Leeds’ modern libraries march on
If libraries were capable of conscious thought, you would forgive them for being slightly nervous right now.
If you were to take a trip around the various book depositories in Leeds this week you might catch Holbeck library wiping a bead of sweat from its doorframe. A braver figure would be found in Rawdon library, standing tall in the face of adversity, backed by strong community support. Lofthouse library on the other hand, with its gently wheezing bookcases, emits an exasperated sigh.
These libraries are three of 15 in the city put forward for closure because of local authority budget cuts. Leeds has 53 libraries – far more than any other core city in the UK. In the financial year 2009/2010 1.5 million visits were to four of those libraries and 2.8 million visits were made to 13 libraries. An existing mobile library service, named “Libraries Direct” is to be upgraded to serve those who visit libraries which may face closure.

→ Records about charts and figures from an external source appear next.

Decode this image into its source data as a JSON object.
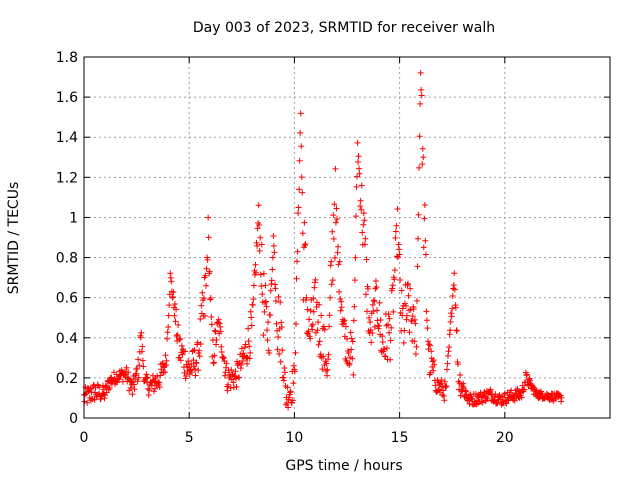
{
  "chart_data": {
    "type": "scatter",
    "title": "Day 003 of 2023, SRMTID for receiver walh",
    "xlabel": "GPS time / hours",
    "ylabel": "SRMTID / TECUs",
    "xlim": [
      0,
      25
    ],
    "ylim": [
      0,
      1.8
    ],
    "x_ticks": [
      0,
      5,
      10,
      15,
      20
    ],
    "x_tick_labels": [
      "0",
      "5",
      "10",
      "15",
      "20"
    ],
    "y_ticks": [
      0,
      0.2,
      0.4,
      0.6,
      0.8,
      1.0,
      1.2,
      1.4,
      1.6,
      1.8
    ],
    "y_tick_labels": [
      "0",
      "0.2",
      "0.4",
      "0.6",
      "0.8",
      "1",
      "1.2",
      "1.4",
      "1.6",
      "1.8"
    ],
    "grid": true,
    "marker": "plus",
    "color": "#ff0000",
    "envelope": [
      [
        0.0,
        0.1,
        0.05
      ],
      [
        0.5,
        0.13,
        0.05
      ],
      [
        1.0,
        0.12,
        0.04
      ],
      [
        1.2,
        0.18,
        0.04
      ],
      [
        1.6,
        0.21,
        0.03
      ],
      [
        2.0,
        0.22,
        0.04
      ],
      [
        2.3,
        0.14,
        0.05
      ],
      [
        2.6,
        0.25,
        0.06
      ],
      [
        2.7,
        0.42,
        0.05
      ],
      [
        2.9,
        0.17,
        0.05
      ],
      [
        3.2,
        0.16,
        0.05
      ],
      [
        3.6,
        0.2,
        0.06
      ],
      [
        3.9,
        0.28,
        0.05
      ],
      [
        4.1,
        0.7,
        0.04
      ],
      [
        4.3,
        0.55,
        0.05
      ],
      [
        4.5,
        0.35,
        0.1
      ],
      [
        5.0,
        0.24,
        0.08
      ],
      [
        5.4,
        0.3,
        0.08
      ],
      [
        5.8,
        0.62,
        0.2
      ],
      [
        5.9,
        0.95,
        0.06
      ],
      [
        6.1,
        0.3,
        0.1
      ],
      [
        6.4,
        0.47,
        0.05
      ],
      [
        6.8,
        0.2,
        0.07
      ],
      [
        7.2,
        0.2,
        0.06
      ],
      [
        7.6,
        0.3,
        0.08
      ],
      [
        8.0,
        0.45,
        0.12
      ],
      [
        8.3,
        1.02,
        0.05
      ],
      [
        8.5,
        0.6,
        0.2
      ],
      [
        8.8,
        0.4,
        0.08
      ],
      [
        9.0,
        0.9,
        0.04
      ],
      [
        9.2,
        0.5,
        0.2
      ],
      [
        9.4,
        0.4,
        0.15
      ],
      [
        9.6,
        0.1,
        0.06
      ],
      [
        10.0,
        0.18,
        0.1
      ],
      [
        10.3,
        1.52,
        0.04
      ],
      [
        10.4,
        0.9,
        0.3
      ],
      [
        10.7,
        0.4,
        0.15
      ],
      [
        11.0,
        0.55,
        0.15
      ],
      [
        11.3,
        0.4,
        0.15
      ],
      [
        11.6,
        0.25,
        0.1
      ],
      [
        11.9,
        1.1,
        0.3
      ],
      [
        12.1,
        0.75,
        0.1
      ],
      [
        12.4,
        0.4,
        0.1
      ],
      [
        12.8,
        0.3,
        0.1
      ],
      [
        13.0,
        1.36,
        0.06
      ],
      [
        13.3,
        0.9,
        0.2
      ],
      [
        13.6,
        0.4,
        0.1
      ],
      [
        13.9,
        0.6,
        0.1
      ],
      [
        14.2,
        0.35,
        0.15
      ],
      [
        14.6,
        0.45,
        0.15
      ],
      [
        14.9,
        0.95,
        0.1
      ],
      [
        15.1,
        0.45,
        0.2
      ],
      [
        15.4,
        0.55,
        0.15
      ],
      [
        15.8,
        0.4,
        0.1
      ],
      [
        16.0,
        1.75,
        0.05
      ],
      [
        16.2,
        0.8,
        0.3
      ],
      [
        16.4,
        0.3,
        0.1
      ],
      [
        16.8,
        0.16,
        0.05
      ],
      [
        17.2,
        0.13,
        0.05
      ],
      [
        17.6,
        0.72,
        0.02
      ],
      [
        17.8,
        0.2,
        0.08
      ],
      [
        18.3,
        0.09,
        0.03
      ],
      [
        18.8,
        0.1,
        0.03
      ],
      [
        19.3,
        0.12,
        0.03
      ],
      [
        19.8,
        0.09,
        0.03
      ],
      [
        20.3,
        0.11,
        0.03
      ],
      [
        20.8,
        0.12,
        0.03
      ],
      [
        21.0,
        0.2,
        0.03
      ],
      [
        21.5,
        0.12,
        0.02
      ],
      [
        22.0,
        0.11,
        0.02
      ],
      [
        22.7,
        0.1,
        0.02
      ]
    ]
  }
}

Leeds City Council says that the revamp, which they have called “New Chapter”, would save £625,000.
The council executive member for leisure Coun Adam Ogilvie said: “This “New Chapter” proposal offers us the chance to give the people of Leeds a revitalised library service coming direct to users rather than asking them to visit buildings some of which are in very poor condition.
The question of whether or not libraries still have a place in today’s technologically booming society is not a new one. We’ve even arrived at a time where the notion that PCs are spelling the demise of libraries is an outdated one. The meteoric rise in popularity of tablets (like Apple’s iPad) and e-readers (in the vein of Amazon’s Kindle) has heralded the post-PC age, with millions of people foregoing the bulky machines of old in favour of sleek, hand-held devices, capable of storing thousands of novels downloaded in seconds over the internet.
The answer to the question of why libraries remain a necessity may lie in the increasing number of services a well-run, well-populated library can offer – services that still hold real value for many. In north Leeds, Horsforth library is one example that maximises the services available to the public, reaching beyond the traditional route of purely offering books and the occasional DVD.
“The main reason it’s been left open is because it’s been successful,” says Roger Boyde, a spokesman for Leeds City Council. “That and the fact that it only had a major refurbishment a few years ago.” From the outside, the building has an attractive, cobbled outer wall, making it look more like a museum or an art gallery. The bright, airy interior gives it a relaxed atmosphere, with its low bookshelves and dotted-about seating making it accessible and comfortable.
The library offers the basics, including books, talking books, maps, newspapers and DVDs. The library promotes itself as offering “easy to use computers” with remote access services, meaning that you can access any work done on the library computers at home. The library also utilises the latest in technology in the form of two book-scanning machines, named “Bill” and “Ben”. For example, a member could place five books in one of the machines and it would scan all of the books’ codes for a quick and painless borrowing experience.
One visitor, Joan Spencer from Horsforth, said: “I like the library because I take out quite a number of novels at once and find the renewal machines to be very useful when in a hurry. If more libraries had facilities that this one has I think more people would use them. It’s a shame some of them are closing but we’re lucky to have the one we have here.”
There is also plenty for parents who might take their youngsters along. The library has just started to run “Chatterbox” – a children’s reading and quiz group for youngsters aged between seven and 10 on the first Wednesday of each month.
Additional services including jobseekers advice and learning sessions are also available with members of staff. The library is currently seeking volunteers for two or three hours a week to select, deliver and return library books and other loan items, for library members unable to visit.